Mizuho has been number one in syndicated loan arrangements in Japan for seven consecutive fiscal years. In the latest Thomson Reuters Bookrunner League Table for Japan, Mizuho was ranked at the very top among Japanese banks in both 2014 and 2015, with a market share of 39.4 percent as measured by proceeds for the nine months ending September 2015. Mizuho reported syndicated loan arrangement amount of ¥9 trillion in 489 deals last year.

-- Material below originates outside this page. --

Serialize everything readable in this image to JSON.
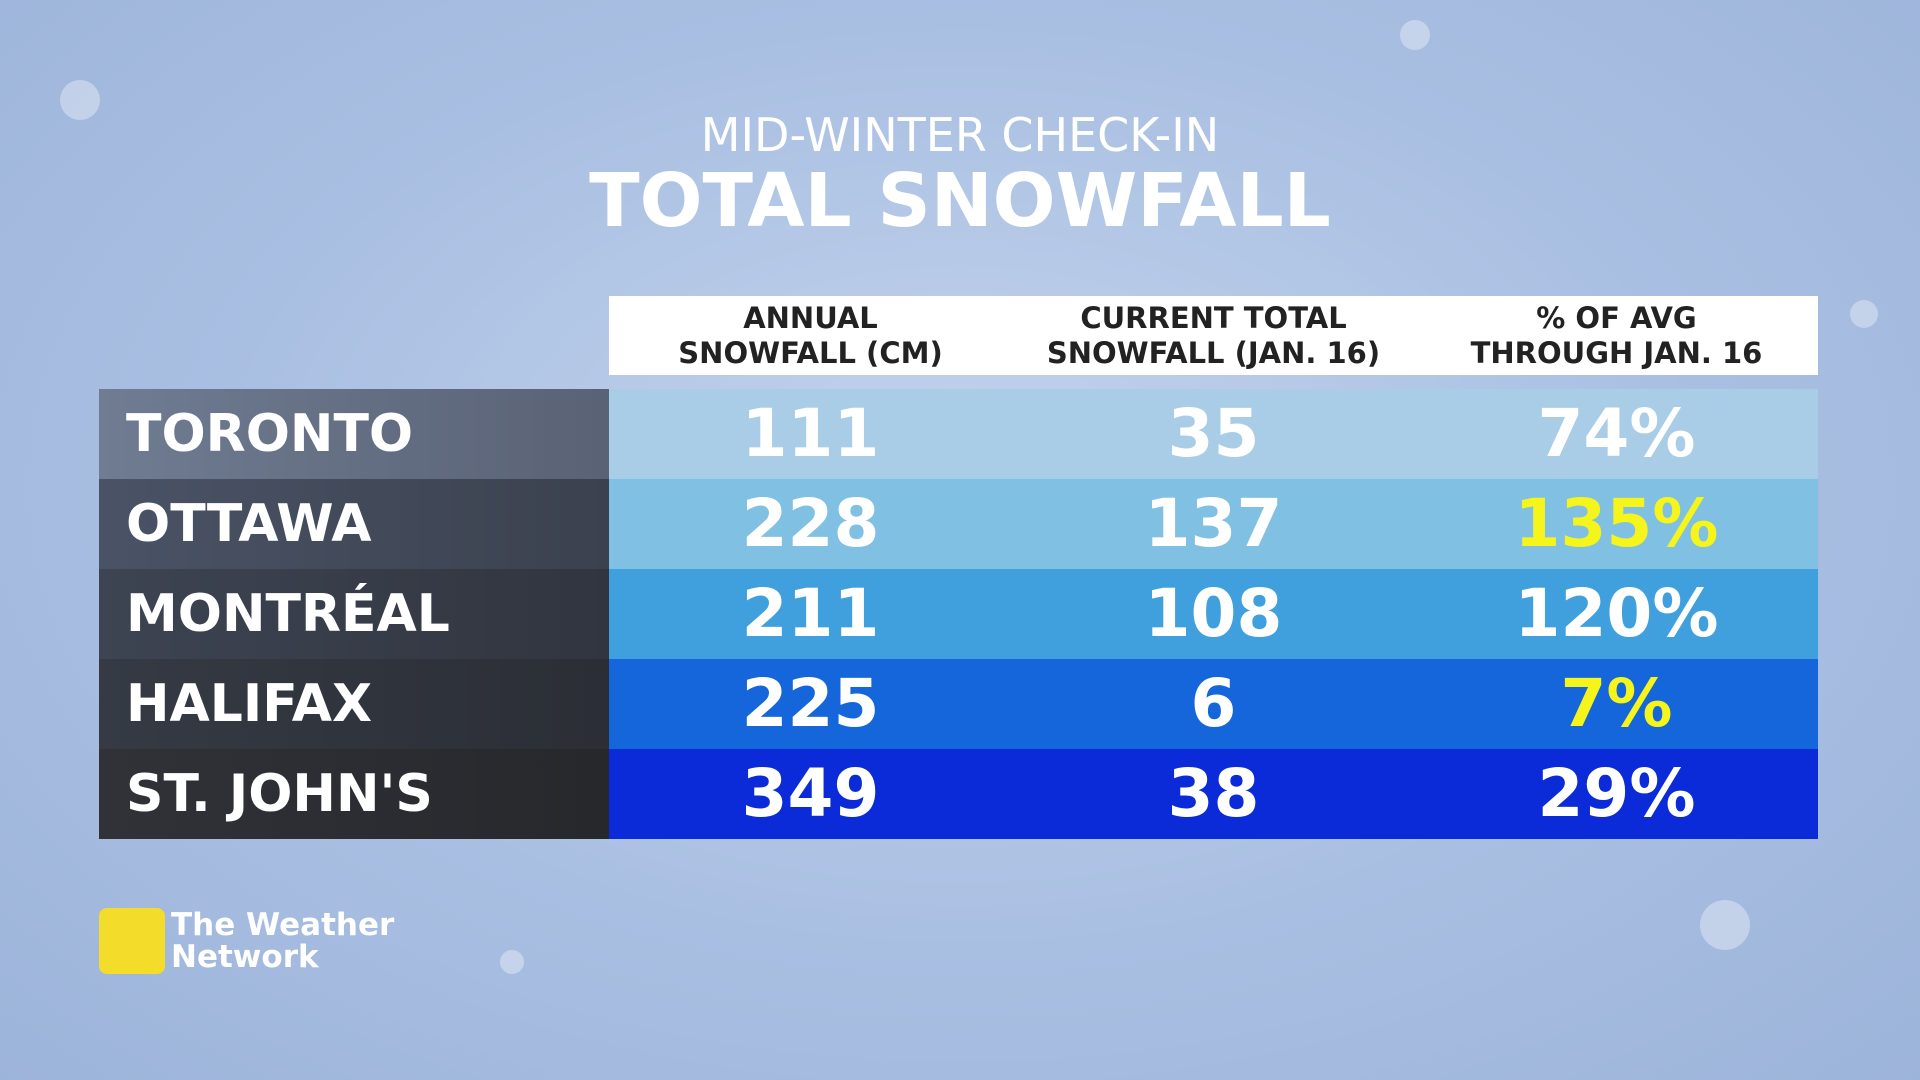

Working together on this project with Mizuho is IT solution provider ISID, which was established as a joint venture between Dentsu Inc. and General Electric Company (GE). ISID has been focusing on blockchain technology applications for financial institutions for some time. Joining them is a Tokyo-based startup, CurrencyPort Ltd.

Founded on October 1, 2015, CurrencyPort provides various payment APIs, including multi-currency over-the-counter payments, person-to-person money transfer, remittances, and currency exchange. They also offer Point of Sale (POS) contactless payment solutions for vendors. The company was already working with ISID prior to this blockchain project with Mizuho.

The last company involved is Microsoft Japan, a subsidiary of the American multinational, Microsoft Corporation. To compete with Amazon’s industry-leading AWS platform, Microsoft created a cloud computing platform last year, Azure. The scalable platform allows rapid deployment of software and networks, including Blockchain as a Service (BaaS), which was added in October.

Last month, Azure was used in a distributed ledger experiment by eleven large financial institutions, led by financial services technology company, R3 CEV. The experiment brought together 11 international financial institutions, and interfaced them all with R3 CEV via the Ethereum blockchain. R3 CEV also leads the Distributed Ledger Group (DLG), a consortium partnership with 42 of the world's leading banks, including Mizuho Financial Group.

The idea that the blockchain would make an ideal platform for syndicated loans is not new. Accenture, a Global professional services company, released a report last year titled “Blockchain in the Investment Bank',” suggesting that initial blockchain use cases would be in asset classes where "there is no central trading and/or clearing mechanism," which syndicated loans falls under.

In an interview with Bloomberg in August 2015, Blythe Masters identified three inefficient markets ripe for an overhaul. The Wall Street veteran and Digital Asset Holdings CEO is also developing blockchain-based solutions for syndicated loans.

Masters explained that when investors buy or sell syndicated loans, there are multitudes of "opaque and clunky" back-office processes, which can take as long as 20 days to settle. Blockchain technology could be reduce this to as little as ten minutes, which would free up capital set aside to mitigate the risk of unfulfilled trades.

This same concept is being explored for equity securities trading, which settles in three days in the US. Nasdaq has been exploring this concept and has already made progress by issuing private securities over a blockchain using their proprietary platform, Linq.

Although these two blockchain projects are still in their infancy, Mizuho has indicated interest in implementing them on a grander scale once they are determined successful.